Il est évident que partager une même langue avec de nombreux pays facilite grandement les relations économiques avec ces pays au niveau tant des flux commerciaux que des flux d'investissement ou encore des échanges de travailleurs. Prenons par exemple le cas du commerce. Dans une étude récente*, nous avons mis en évidence que le partage de la langue française permettait d'augmenter de 22 % le commerce de marchandises entre une trentaine de pays francophones. Ce qui accroît de 6 % en moyenne la richesse par habitant de ces pays. C'est loin d'être négligeable. De plus, nous avons observé qu'après la crise financière de 2008 les flux commerciaux ont fortement diminué, mais ils semblent avoir mieux résisté entre pays francophones. Autrement dit, en plus de liens commerciaux privilégiés, la francophonie apporterait une certaine stabilité, atout important dans un contexte de crise internationale.
Est-ce qu'il ne manque pas un peu de soft power pour que la France conquière plus de régions francophones ?
Consolider l'existant est déjà difficile et coûteux ! Et quels seraient les bénéfices économiques attendus de « plus de régions francophones » ? Bien sûr, promouvoir le français contribue au rayonnement international de la langue française et de sa culture. Ce seul aspect pourrait justifier un effort supplémentaire en « soft power ». Et les résultats évoqués précédemment démontrent également l'existence de retombées positives du développement du français sur l'économie.
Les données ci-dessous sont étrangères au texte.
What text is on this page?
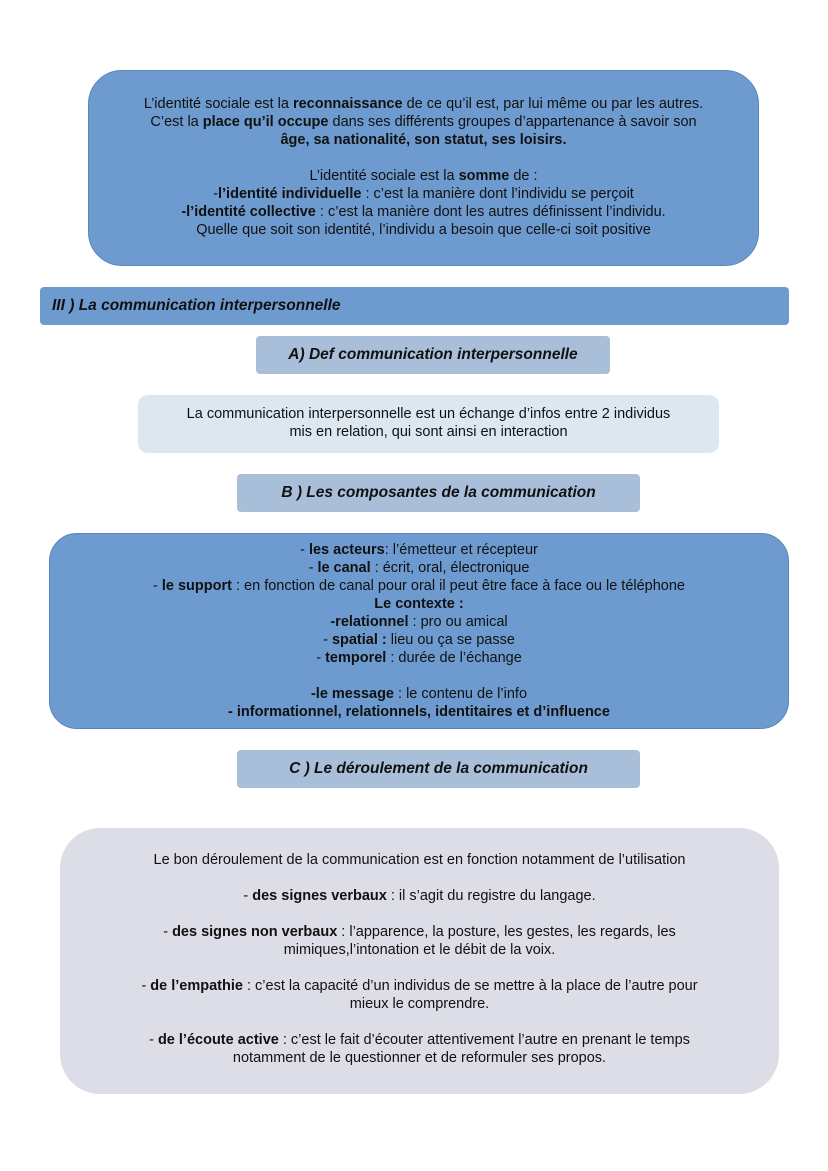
L’identité sociale est la reconnaissance de ce qu’il est, par lui même ou par les autres.
C’est la place qu’il occupe dans ses différents groupes d’appartenance à savoir son
âge, sa nationalité, son statut, ses loisirs.
L’identité sociale est la somme de :
-l’identité individuelle : c’est la manière dont l’individu se perçoit
-l’identité collective : c’est la manière dont les autres définissent l’individu.
Quelle que soit son identité, l’individu a besoin que celle-ci soit positive
III ) La communication interpersonnelle
A) Def communication interpersonnelle
La communication interpersonnelle est un échange d’infos entre 2 individus
mis en relation, qui sont ainsi en interaction
B ) Les composantes de la communication
- les acteurs: l’émetteur et récepteur
- le canal : écrit, oral, électronique
- le support : en fonction de canal pour oral il peut être face à face ou le téléphone
Le contexte :
-relationnel : pro ou amical
- spatial : lieu ou ça se passe
- temporel : durée de l’échange
-le message : le contenu de l’info
- informationnel, relationnels, identitaires et d’influence
C ) Le déroulement de la communication
Le bon déroulement de la communication est en fonction notamment de l’utilisation
- des signes verbaux : il s’agit du registre du langage.
- des signes non verbaux : l’apparence, la posture, les gestes, les regards, les
mimiques,l’intonation et le débit de la voix.
- de l’empathie : c’est la capacité d’un individus de se mettre à la place de l’autre pour
mieux le comprendre.
- de l’écoute active : c’est le fait d’écouter attentivement l’autre en prenant le temps
notamment de le questionner et de reformuler ses propos.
Mais il faut néanmoins nuancer les bénéfices attendus d'une expansion de l'espace francophone. Cela impliquerait évidemment un accroissement de la proportion de locuteurs étrangers parlant le français, mais cela ne devrait pas affecter dans le court terme la proportion de locuteurs ayant le français comme langue natale ou langue officielle. Or, comme discuté dans le livre, le partage d'une langue parlée-non natale représente un peu moins du tiers de l'effet économique total du partage d'une langue commune. Le lien économique serait donc beaucoup moins important que celui existant actuellement entre les pays francophones. Et cela aurait un coût important. Vous devez alors mettre en balance une politique de promotion du français à l'étranger ou une politique d'amélioration de l'apprentissage des langues en France qui permettrait de développer de nouvelles relations commerciales avec des territoires émergents…
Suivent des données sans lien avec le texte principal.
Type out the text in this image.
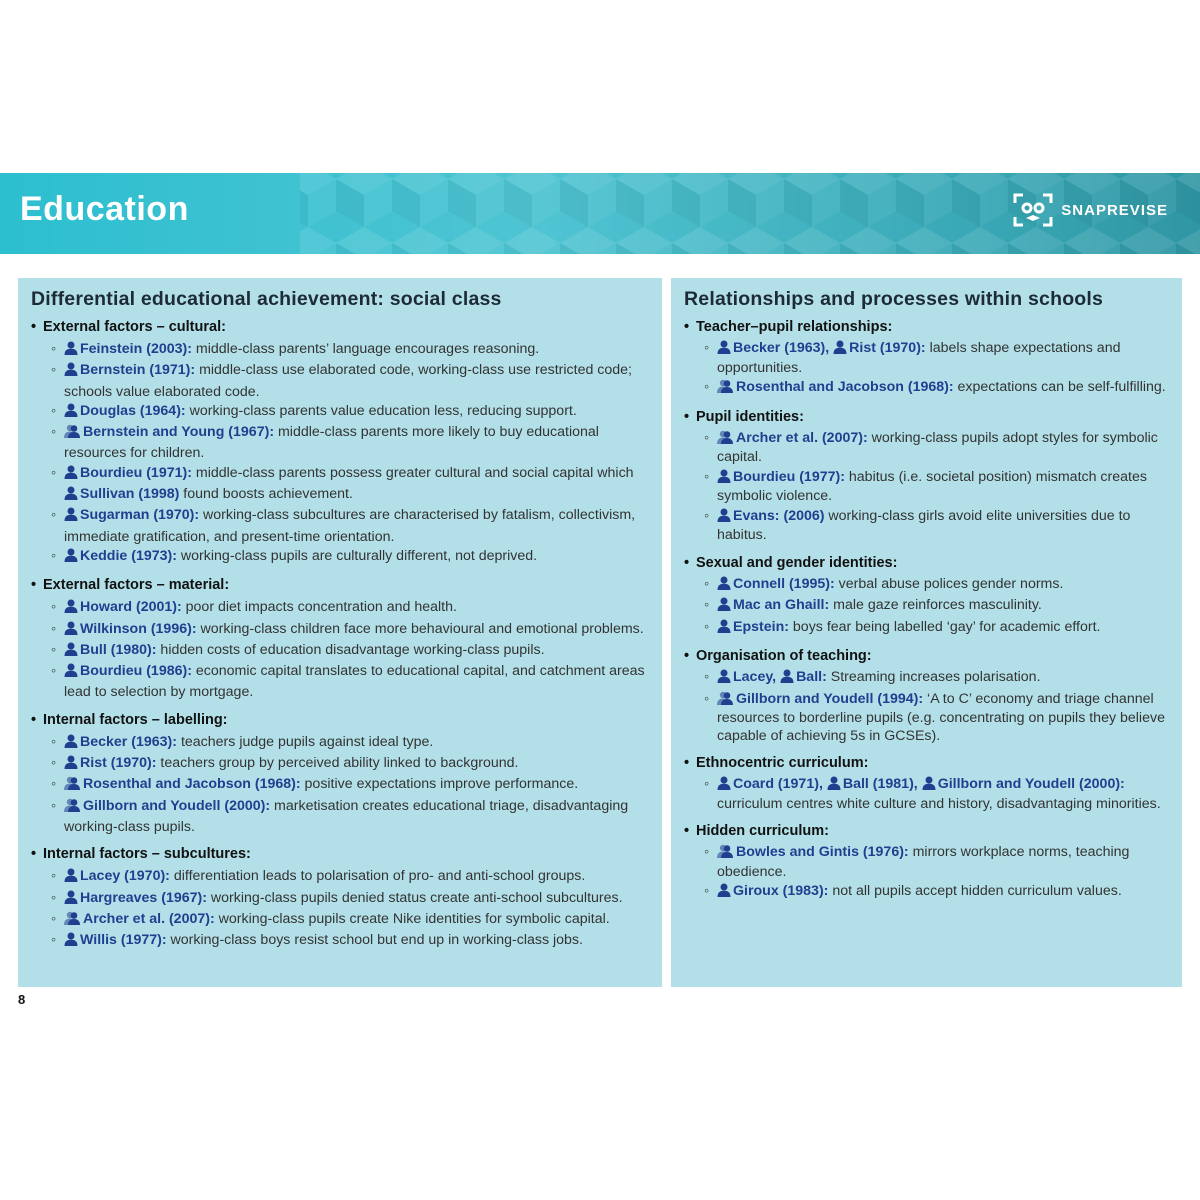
Education	SNAPREVISE
Differential educational achievement: social class
• External factors – cultural:
◦ Feinstein (2003): middle-class parents’ language encourages reasoning.
◦ Bernstein (1971): middle-class use elaborated code, working-class use restricted code; schools value elaborated code.
◦ Douglas (1964): working-class parents value education less, reducing support.
◦ Bernstein and Young (1967): middle-class parents more likely to buy educational resources for children.
◦ Bourdieu (1971): middle-class parents possess greater cultural and social capital which Sullivan (1998) found boosts achievement.
◦ Sugarman (1970): working-class subcultures are characterised by fatalism, collectivism, immediate gratification, and present-time orientation.
◦ Keddie (1973): working-class pupils are culturally different, not deprived.
• External factors – material:
◦ Howard (2001): poor diet impacts concentration and health.
◦ Wilkinson (1996): working-class children face more behavioural and emotional problems.
◦ Bull (1980): hidden costs of education disadvantage working-class pupils.
◦ Bourdieu (1986): economic capital translates to educational capital, and catchment areas lead to selection by mortgage.
• Internal factors – labelling:
◦ Becker (1963): teachers judge pupils against ideal type.
◦ Rist (1970): teachers group by perceived ability linked to background.
◦ Rosenthal and Jacobson (1968): positive expectations improve performance.
◦ Gillborn and Youdell (2000): marketisation creates educational triage, disadvantaging working-class pupils.
• Internal factors – subcultures:
◦ Lacey (1970): differentiation leads to polarisation of pro- and anti-school groups.
◦ Hargreaves (1967): working-class pupils denied status create anti-school subcultures.
◦ Archer et al. (2007): working-class pupils create Nike identities for symbolic capital.
◦ Willis (1977): working-class boys resist school but end up in working-class jobs.
Relationships and processes within schools
• Teacher–pupil relationships:
◦ Becker (1963), Rist (1970): labels shape expectations and opportunities.
◦ Rosenthal and Jacobson (1968): expectations can be self-fulfilling.
• Pupil identities:
◦ Archer et al. (2007): working-class pupils adopt styles for symbolic capital.
◦ Bourdieu (1977): habitus (i.e. societal position) mismatch creates symbolic violence.
◦ Evans: (2006) working-class girls avoid elite universities due to habitus.
• Sexual and gender identities:
◦ Connell (1995): verbal abuse polices gender norms.
◦ Mac an Ghaill: male gaze reinforces masculinity.
◦ Epstein: boys fear being labelled ‘gay’ for academic effort.
• Organisation of teaching:
◦ Lacey, Ball: Streaming increases polarisation.
◦ Gillborn and Youdell (1994): ‘A to C’ economy and triage channel resources to borderline pupils (e.g. concentrating on pupils they believe capable of achieving 5s in GCSEs).
• Ethnocentric curriculum:
◦ Coard (1971), Ball (1981), Gillborn and Youdell (2000): curriculum centres white culture and history, disadvantaging minorities.
• Hidden curriculum:
◦ Bowles and Gintis (1976): mirrors workplace norms, teaching obedience.
◦ Giroux (1983): not all pupils accept hidden curriculum values.
8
La francophonie reste donc un puissant relais de croissance durable...
Si l'on définit comme francophones les pays qui ont comme langue officielle le français et les pays dont au moins 20 % parlent le français, la francophonie économique représente une trentaine de pays, soit environ 6,5 % de la population mondiale. C'est aussi 8 % du PIB mondial et 12 % des exportations mondiales. Et 11 % des terres agricoles mondiales, 6 % des réserves mondiales de ressources énergétiques et 14 % des investissements directs étrangers entrants. Bref, c'est un espace économiquement important et qui, de plus, devrait évoluer de manière significative ces prochaines années. Certains pays francophones connaissent de forts taux de croissance de leur PIB par tête. Et à cela s'ajoutent des projections démographiques impressionnantes! L'espace francophone devrait passer à plus de 8 % de la population mondiale d'ici à 2050. Sachant qu'en plus le français est considéré comme la 3e langue des affaires dans le monde - après l'anglais et le chinois - et serait la 2e langue la plus apprise (OIF 2014), le partage de la langue française peut représenter un atout économique non négligeable dans les années à venir pour les pays francophones.
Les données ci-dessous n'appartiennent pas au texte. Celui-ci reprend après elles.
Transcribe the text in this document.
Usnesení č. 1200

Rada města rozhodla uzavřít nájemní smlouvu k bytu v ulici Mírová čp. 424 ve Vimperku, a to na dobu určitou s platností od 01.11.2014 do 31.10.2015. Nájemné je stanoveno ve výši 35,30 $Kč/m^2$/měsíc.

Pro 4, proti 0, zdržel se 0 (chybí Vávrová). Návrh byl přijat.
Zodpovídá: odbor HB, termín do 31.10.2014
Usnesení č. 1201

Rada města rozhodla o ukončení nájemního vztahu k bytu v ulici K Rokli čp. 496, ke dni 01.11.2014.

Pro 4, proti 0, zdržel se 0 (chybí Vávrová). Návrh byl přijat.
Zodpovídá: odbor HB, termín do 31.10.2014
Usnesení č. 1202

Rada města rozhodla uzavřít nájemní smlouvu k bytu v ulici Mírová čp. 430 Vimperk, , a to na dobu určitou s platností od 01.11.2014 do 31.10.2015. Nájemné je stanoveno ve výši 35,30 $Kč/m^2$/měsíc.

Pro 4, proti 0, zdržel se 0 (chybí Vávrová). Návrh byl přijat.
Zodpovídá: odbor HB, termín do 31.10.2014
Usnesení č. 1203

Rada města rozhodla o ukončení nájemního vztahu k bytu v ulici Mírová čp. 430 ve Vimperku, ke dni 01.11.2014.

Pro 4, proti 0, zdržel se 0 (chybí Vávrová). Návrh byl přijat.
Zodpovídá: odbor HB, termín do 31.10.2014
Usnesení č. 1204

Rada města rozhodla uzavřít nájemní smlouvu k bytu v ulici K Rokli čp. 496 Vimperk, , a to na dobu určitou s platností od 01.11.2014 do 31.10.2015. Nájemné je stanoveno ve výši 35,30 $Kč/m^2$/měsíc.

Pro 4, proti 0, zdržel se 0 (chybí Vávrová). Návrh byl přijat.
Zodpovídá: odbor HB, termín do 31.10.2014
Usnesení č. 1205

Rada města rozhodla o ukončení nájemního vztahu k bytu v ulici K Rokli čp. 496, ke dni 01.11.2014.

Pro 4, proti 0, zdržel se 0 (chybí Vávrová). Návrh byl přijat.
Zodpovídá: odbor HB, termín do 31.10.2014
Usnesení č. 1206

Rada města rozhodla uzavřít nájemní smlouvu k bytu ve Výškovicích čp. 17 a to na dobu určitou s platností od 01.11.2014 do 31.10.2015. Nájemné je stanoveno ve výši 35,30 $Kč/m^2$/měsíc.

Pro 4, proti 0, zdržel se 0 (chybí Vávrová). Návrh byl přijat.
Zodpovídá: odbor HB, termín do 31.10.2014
Avez-vous des craintes par rapport aux débats sur le franc CFA et la monnaie unique dans l'espace Cedeao ? Ces éléments peuvent-ils nuire aux efforts de la France pour rassembler une vaste union francophone ?
Les débats sur le franc CFA existent depuis sa création, tout comme ceux sur l'euro. Ils illustrent à la fois l'ambition et la difficulté de créer un espace monétaire partagé.